Malgré ses airs de cactus, l’oursin est un animal en bonne et due forme. Pendant les premiers mois de vie, cet échinoderme se déplace au gré des courants, sur des centaines de kilomètres, avant d’adopter un mode de vie plus sédentaire sur les fonds marins. Les juvéniles qui s’établissent dans des habitats dénudés se nourrissent de détritus et, au besoin, ils se livrent au cannibalisme. Toutefois, arrivés à l’âge de 8 à 12 ans, ils aspirent à mieux. Leur rêve est simple: aller vivre à proximité d’un champ de grandes algues brunes (des laminaires), se servir à volonté dans ce buffet et, éventuellement, se reproduire. «Les taux de croissance des oursins sont très différents selon l’habitat où ils vivent, précise Clément Dumont. Pour qu’un oursin atteigne une taille de 50 mm, il faut 17 ans dans la zone des laminaires et 38 ans dans les zones dénudées.»

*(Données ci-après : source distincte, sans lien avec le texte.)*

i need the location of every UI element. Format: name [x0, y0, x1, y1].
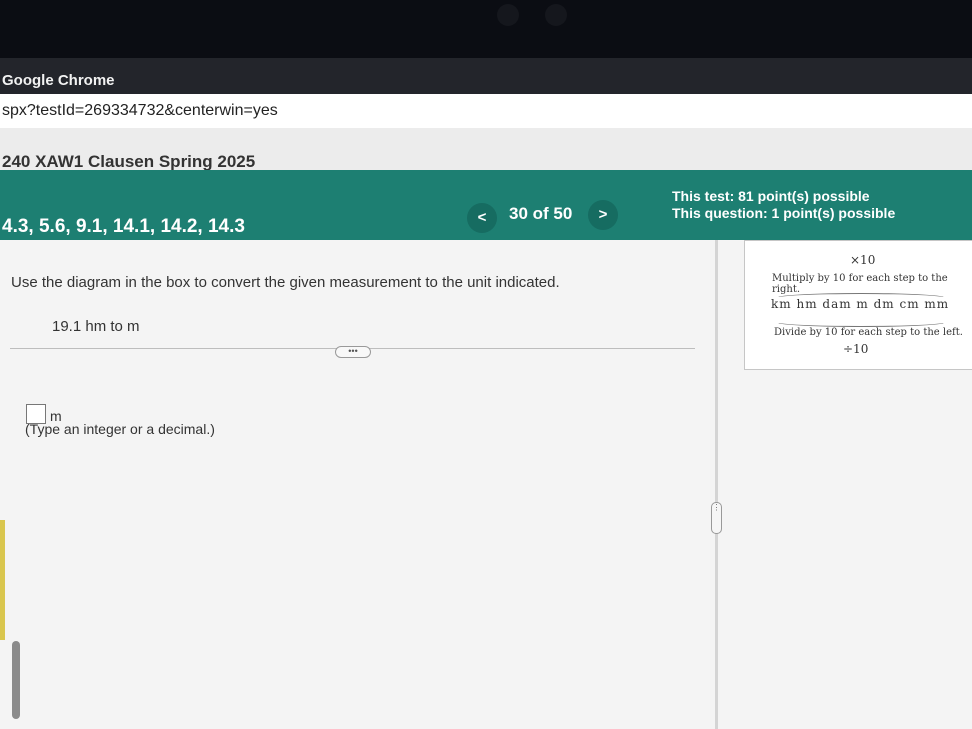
test-points: This test: 81 point(s) possible: [672, 188, 870, 204]
question-instruction: Use the diagram in the box to convert th…: [11, 274, 560, 291]
question-header: 4.3, 5.6, 9.1, 14.1, 14.2, 14.3 < 30 of …: [0, 170, 972, 244]
scrollbar-thumb[interactable]: [12, 641, 20, 719]
course-header: 240 XAW1 Clausen Spring 2025: [0, 128, 972, 176]
question-pane: Use the diagram in the box to convert th…: [0, 240, 715, 729]
divide-label: ÷10: [843, 342, 869, 356]
problem-statement: 19.1 hm to m: [52, 318, 140, 335]
conversion-diagram: ×10 Multiply by 10 for each step to the …: [744, 240, 972, 370]
bottom-arcs: [775, 317, 947, 327]
splitter-handle[interactable]: ⋮: [711, 502, 722, 534]
app-name: Google Chrome: [2, 72, 115, 89]
more-options-button[interactable]: •••: [335, 346, 371, 358]
screen-bezel: [0, 0, 972, 60]
address-bar[interactable]: spx?testId=269334732&centerwin=yes: [0, 94, 972, 128]
previous-question-button[interactable]: <: [467, 203, 497, 233]
webcam-light: [545, 4, 567, 26]
points-info: This test: 81 point(s) possible This que…: [672, 188, 895, 222]
answer-hint: (Type an integer or a decimal.): [25, 421, 215, 437]
course-title: 240 XAW1 Clausen Spring 2025: [2, 152, 256, 171]
question-counter: 30 of 50: [509, 204, 573, 223]
divide-rule: Divide by 10 for each step to the left.: [774, 327, 963, 338]
left-edge-highlight: [0, 520, 5, 640]
section-list: 4.3, 5.6, 9.1, 14.1, 14.2, 14.3: [2, 216, 245, 237]
url-text[interactable]: spx?testId=269334732&centerwin=yes: [2, 102, 278, 120]
next-question-button[interactable]: >: [588, 200, 618, 230]
metric-unit-row: km hm dam m dm cm mm: [771, 297, 950, 311]
multiply-label: ×10: [850, 253, 876, 267]
multiply-rule: Multiply by 10 for each step to the righ…: [772, 273, 948, 295]
webcam: [497, 4, 519, 26]
question-points: This question: 1 point(s) possible: [672, 205, 896, 221]
pane-splitter[interactable]: [715, 240, 718, 729]
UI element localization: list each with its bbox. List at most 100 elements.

Comment les oursins parviennent-ils à trouver leur paradis marin alors qu'ils sont dépourvus de vision et que, au sommet de leur forme, ils couvrent à peine 5 mètres par jour? C'est ce qu’ont voulu savoir les trois chercheurs en suivant les déplacements d'une centaine de ces bêtes dans le secteur de Mingan. Pour y arriver sans perturber le comportement des oursins et sans mettre à trop rude épreuve leur patience, ils ont eu recours à une caméra sous-marine. «Il a fallu un peu d'imagination pour construire un trépied assez stable pour maintenir la caméra en place malgré les vagues sans toutefois entraver les déplacements des oursins», souligne Clément Dumont.
Les chercheurs ont filmé les oursins en plongée – c’est le cas de le dire – de façon à quantifier divers aspects de leurs déplacements. Ils ont ainsi découvert que ces échinodermes passent de 4 à 43 % de leur temps en mouvement. Dans les zones dénudées, leurs patrons de déplacement correspondent à ceux produits à l’aide d’un modèle de marche aléatoire. Dans les zones d’algues toutefois, leurs déplacements sont beaucoup plus courts et nettement plus directionnels. «Nous croyons que, sur de petites distances, les oursins sont en mesure de capter des signaux chimiques indiquant la présence de nourriture, avance Clément Dumont. En absence de tels signaux, les déplacements aléatoires seraient la meilleure stratégie pour maximiser les chances de trouver une source de nourriture discontinue comme les champs de laminaires.»
De nature purement fondamentale, cette recherche sur les pérégrinations des oursins a livré des conclusions qui pourraient guider les gestionnaires des pêches. L’oursin est exploité commercialement depuis 1994 au Québec. Ses gonades, qui peuvent représenter jusqu’à 25 % de son poids corporel, sont considérées comme un mets raffiné. «Si les pêcheurs récoltaient tous les oursins présents dans une zone de laminaires, il faudrait attendre plusieurs années avant que de nouveaux oursins provenant des profondeurs s’y installent, estime Clément Dumont. Jusqu’à présent, on sous-estimait le temps requis pour que les juvéniles atteignent une taille qui leur permette de se déplacer à la recherche de nourriture.»